Like predatory insects, beneficial parasitic insects also dine on other harmful insects. Unlike predatory insects, parasitic spend a period of time attached to or inside of their host. They are typically much smaller than their prey. Although most parasitic insect helpers do their work unseen, their favorable results can’t be missed.

 

 

 

 

Perhaps the most common and productive is the parasitic wasp, a tiny almost microscopic, sting-less wasp that deposits its eggs inside of its prey. The eggs then hatch and tiny wasps grow inside the host for a period of time. When they have adequately matured, the young wasps escape through a hole they cut in either the head or the body of the host and fly off to repeat the cycle elsewhere.
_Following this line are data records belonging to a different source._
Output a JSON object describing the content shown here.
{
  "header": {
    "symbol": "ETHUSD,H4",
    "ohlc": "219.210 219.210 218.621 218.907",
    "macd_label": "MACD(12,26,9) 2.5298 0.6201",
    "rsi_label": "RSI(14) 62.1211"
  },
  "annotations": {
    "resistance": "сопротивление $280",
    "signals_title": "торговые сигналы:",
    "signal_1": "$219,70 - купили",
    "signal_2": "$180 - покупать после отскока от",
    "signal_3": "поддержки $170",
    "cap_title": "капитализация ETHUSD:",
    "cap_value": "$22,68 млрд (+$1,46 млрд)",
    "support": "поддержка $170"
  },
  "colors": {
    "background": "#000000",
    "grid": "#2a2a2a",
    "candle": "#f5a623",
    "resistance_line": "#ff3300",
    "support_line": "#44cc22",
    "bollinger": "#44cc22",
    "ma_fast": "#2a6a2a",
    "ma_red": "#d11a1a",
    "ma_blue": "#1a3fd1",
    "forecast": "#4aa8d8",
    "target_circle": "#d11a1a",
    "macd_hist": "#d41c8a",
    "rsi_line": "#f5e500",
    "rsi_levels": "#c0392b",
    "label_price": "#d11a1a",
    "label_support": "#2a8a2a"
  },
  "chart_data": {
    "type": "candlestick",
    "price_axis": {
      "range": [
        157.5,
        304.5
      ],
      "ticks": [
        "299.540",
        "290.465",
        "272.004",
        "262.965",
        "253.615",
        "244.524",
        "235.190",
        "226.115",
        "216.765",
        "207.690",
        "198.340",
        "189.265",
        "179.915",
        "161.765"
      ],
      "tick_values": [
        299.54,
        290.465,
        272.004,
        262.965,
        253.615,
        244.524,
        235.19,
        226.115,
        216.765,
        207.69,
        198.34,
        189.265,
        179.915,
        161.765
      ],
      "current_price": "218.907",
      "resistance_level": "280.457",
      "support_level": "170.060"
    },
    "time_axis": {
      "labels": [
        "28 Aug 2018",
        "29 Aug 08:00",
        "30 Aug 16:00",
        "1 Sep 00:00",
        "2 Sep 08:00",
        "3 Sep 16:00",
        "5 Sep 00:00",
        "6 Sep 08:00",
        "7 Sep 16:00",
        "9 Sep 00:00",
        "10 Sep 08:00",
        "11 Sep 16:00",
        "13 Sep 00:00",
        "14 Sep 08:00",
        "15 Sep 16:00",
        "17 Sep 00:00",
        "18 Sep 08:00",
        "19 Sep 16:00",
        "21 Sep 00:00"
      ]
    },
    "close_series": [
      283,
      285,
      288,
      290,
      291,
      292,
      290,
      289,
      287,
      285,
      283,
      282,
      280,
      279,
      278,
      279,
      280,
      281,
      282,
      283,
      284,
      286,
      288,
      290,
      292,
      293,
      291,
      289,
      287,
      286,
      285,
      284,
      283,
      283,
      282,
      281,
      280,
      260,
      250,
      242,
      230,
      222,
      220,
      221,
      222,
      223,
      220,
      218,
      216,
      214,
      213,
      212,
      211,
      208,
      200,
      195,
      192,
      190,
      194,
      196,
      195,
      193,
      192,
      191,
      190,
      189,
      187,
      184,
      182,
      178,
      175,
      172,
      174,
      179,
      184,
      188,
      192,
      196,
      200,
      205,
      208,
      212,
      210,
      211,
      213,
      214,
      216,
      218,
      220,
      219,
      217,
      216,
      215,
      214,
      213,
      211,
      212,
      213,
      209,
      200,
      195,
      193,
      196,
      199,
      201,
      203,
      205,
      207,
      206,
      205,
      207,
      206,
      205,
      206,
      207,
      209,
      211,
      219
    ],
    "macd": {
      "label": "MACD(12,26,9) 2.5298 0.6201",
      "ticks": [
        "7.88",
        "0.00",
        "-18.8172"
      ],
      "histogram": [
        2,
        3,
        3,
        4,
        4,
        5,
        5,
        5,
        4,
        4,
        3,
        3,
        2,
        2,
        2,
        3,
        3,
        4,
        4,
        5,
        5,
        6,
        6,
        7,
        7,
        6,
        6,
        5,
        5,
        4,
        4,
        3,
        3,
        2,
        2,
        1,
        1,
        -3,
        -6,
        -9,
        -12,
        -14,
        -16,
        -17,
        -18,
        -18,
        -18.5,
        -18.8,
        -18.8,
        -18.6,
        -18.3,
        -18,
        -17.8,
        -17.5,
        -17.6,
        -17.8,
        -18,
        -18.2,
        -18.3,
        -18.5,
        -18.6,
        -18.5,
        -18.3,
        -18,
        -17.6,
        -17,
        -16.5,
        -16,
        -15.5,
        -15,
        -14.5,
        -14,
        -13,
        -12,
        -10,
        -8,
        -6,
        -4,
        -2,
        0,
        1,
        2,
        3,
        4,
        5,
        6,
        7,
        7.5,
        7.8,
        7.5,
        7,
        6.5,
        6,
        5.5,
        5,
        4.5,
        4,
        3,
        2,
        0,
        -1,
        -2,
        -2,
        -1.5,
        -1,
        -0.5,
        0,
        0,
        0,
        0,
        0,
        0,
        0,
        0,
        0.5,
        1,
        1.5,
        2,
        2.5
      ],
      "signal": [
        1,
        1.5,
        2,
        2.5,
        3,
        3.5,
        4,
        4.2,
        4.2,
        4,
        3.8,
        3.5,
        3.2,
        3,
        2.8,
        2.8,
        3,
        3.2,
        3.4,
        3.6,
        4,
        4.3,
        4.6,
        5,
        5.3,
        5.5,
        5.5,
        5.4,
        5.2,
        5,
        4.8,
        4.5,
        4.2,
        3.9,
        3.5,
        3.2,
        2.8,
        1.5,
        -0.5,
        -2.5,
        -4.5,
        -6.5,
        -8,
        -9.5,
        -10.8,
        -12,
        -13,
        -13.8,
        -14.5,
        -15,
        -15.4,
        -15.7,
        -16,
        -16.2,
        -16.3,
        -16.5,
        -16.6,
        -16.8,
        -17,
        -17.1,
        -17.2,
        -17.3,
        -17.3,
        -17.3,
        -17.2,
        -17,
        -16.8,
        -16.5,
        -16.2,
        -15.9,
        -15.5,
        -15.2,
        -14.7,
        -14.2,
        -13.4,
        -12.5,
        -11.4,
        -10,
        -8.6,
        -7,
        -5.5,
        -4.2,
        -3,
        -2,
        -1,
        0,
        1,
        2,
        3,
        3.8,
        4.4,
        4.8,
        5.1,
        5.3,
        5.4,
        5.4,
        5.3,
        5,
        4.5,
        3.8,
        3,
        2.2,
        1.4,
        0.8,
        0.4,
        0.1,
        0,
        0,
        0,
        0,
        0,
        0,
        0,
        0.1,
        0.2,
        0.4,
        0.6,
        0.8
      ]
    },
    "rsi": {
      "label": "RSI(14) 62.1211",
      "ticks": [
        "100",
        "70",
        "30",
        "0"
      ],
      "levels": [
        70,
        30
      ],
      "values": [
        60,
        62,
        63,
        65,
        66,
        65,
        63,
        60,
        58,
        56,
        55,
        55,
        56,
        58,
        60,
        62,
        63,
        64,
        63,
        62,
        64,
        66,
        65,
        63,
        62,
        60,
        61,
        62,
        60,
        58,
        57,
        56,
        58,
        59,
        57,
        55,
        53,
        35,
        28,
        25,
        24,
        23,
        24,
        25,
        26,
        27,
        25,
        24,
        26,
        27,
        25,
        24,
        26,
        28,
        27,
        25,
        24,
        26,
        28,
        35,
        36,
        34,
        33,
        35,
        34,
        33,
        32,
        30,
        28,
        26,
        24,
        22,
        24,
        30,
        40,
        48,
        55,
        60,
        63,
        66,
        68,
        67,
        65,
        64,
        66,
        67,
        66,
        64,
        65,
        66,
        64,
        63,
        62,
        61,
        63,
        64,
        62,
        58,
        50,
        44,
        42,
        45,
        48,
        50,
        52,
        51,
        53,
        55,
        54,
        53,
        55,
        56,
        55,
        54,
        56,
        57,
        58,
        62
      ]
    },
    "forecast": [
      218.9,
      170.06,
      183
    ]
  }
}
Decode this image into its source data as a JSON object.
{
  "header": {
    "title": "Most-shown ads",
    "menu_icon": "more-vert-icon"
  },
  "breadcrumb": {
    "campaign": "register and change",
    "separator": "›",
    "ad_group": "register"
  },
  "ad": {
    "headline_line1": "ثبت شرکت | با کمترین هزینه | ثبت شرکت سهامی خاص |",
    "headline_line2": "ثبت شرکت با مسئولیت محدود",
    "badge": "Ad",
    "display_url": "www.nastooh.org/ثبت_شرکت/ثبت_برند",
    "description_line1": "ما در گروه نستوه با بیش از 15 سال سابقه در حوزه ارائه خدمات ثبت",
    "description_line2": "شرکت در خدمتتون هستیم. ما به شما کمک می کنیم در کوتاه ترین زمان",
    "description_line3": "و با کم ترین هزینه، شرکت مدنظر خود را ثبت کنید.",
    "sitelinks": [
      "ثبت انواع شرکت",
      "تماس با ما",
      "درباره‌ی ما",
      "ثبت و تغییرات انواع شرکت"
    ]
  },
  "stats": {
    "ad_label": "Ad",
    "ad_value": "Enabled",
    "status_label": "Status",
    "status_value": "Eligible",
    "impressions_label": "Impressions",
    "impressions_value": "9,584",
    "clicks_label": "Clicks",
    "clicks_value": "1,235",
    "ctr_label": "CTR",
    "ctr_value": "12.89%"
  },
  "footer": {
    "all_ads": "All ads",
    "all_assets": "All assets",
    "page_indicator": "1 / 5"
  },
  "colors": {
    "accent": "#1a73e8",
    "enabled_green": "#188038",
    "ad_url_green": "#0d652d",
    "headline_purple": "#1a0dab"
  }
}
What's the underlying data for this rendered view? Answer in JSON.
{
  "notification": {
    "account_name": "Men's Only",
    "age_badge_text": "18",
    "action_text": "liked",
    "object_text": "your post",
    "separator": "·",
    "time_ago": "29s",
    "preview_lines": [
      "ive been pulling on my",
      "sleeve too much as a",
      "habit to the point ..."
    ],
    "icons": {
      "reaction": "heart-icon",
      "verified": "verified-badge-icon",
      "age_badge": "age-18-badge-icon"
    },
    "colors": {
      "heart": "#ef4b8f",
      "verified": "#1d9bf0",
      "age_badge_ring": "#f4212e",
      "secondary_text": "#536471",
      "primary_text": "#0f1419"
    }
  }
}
With thousands of species, parasitic wasps attack and kill a huge range of harmful insects including aphids, whiteflies, leafminers and caterpillars.

 

 

Relying on beneficial insects to control garden pests requires a huge mindset shift. Living in an era of instant gratification, we have come to expect the same in our pest control. We spray toxic chemicals and get the immediate results of dead bugs. Unfortunately, the chemicals do not differentiate between the “good” bugs and the “bad” ones; the chemicals kill both, which results in some unintended consequences.

 

 

One unintended result is the development of a resistance to a particular pesticide, particularly if the same chemical is repeatedly used. Although most pests are killed by chemical applications, some do survive and continue to feed and reproduce. The young become genetically immune to the pesticide and thus more difficult to eradicate.

 

 

Another unintended result of unnecessary chemical applications is actually an increase in pest populations. When synthetic chemicals kill off the beneficial pests, then the problem ones have no predators to worry about. Instead, they have an unlimited food source on which to dine. Numbers and types of harmful pests in the garden escalate, making control much more difficult.

 

 

Allowing the environmental chain to work as nature intended takes a change of expectations. It means accepting some munched-on leaves and withered stems as a natural element of the garden. It also means having the patience to wait for solutions. Beneficial insects always take longer to appear than their harmful counterparts. Given enough time and tempted with the right buffet, the good bugs will find their way to your garden and begin their amazing work.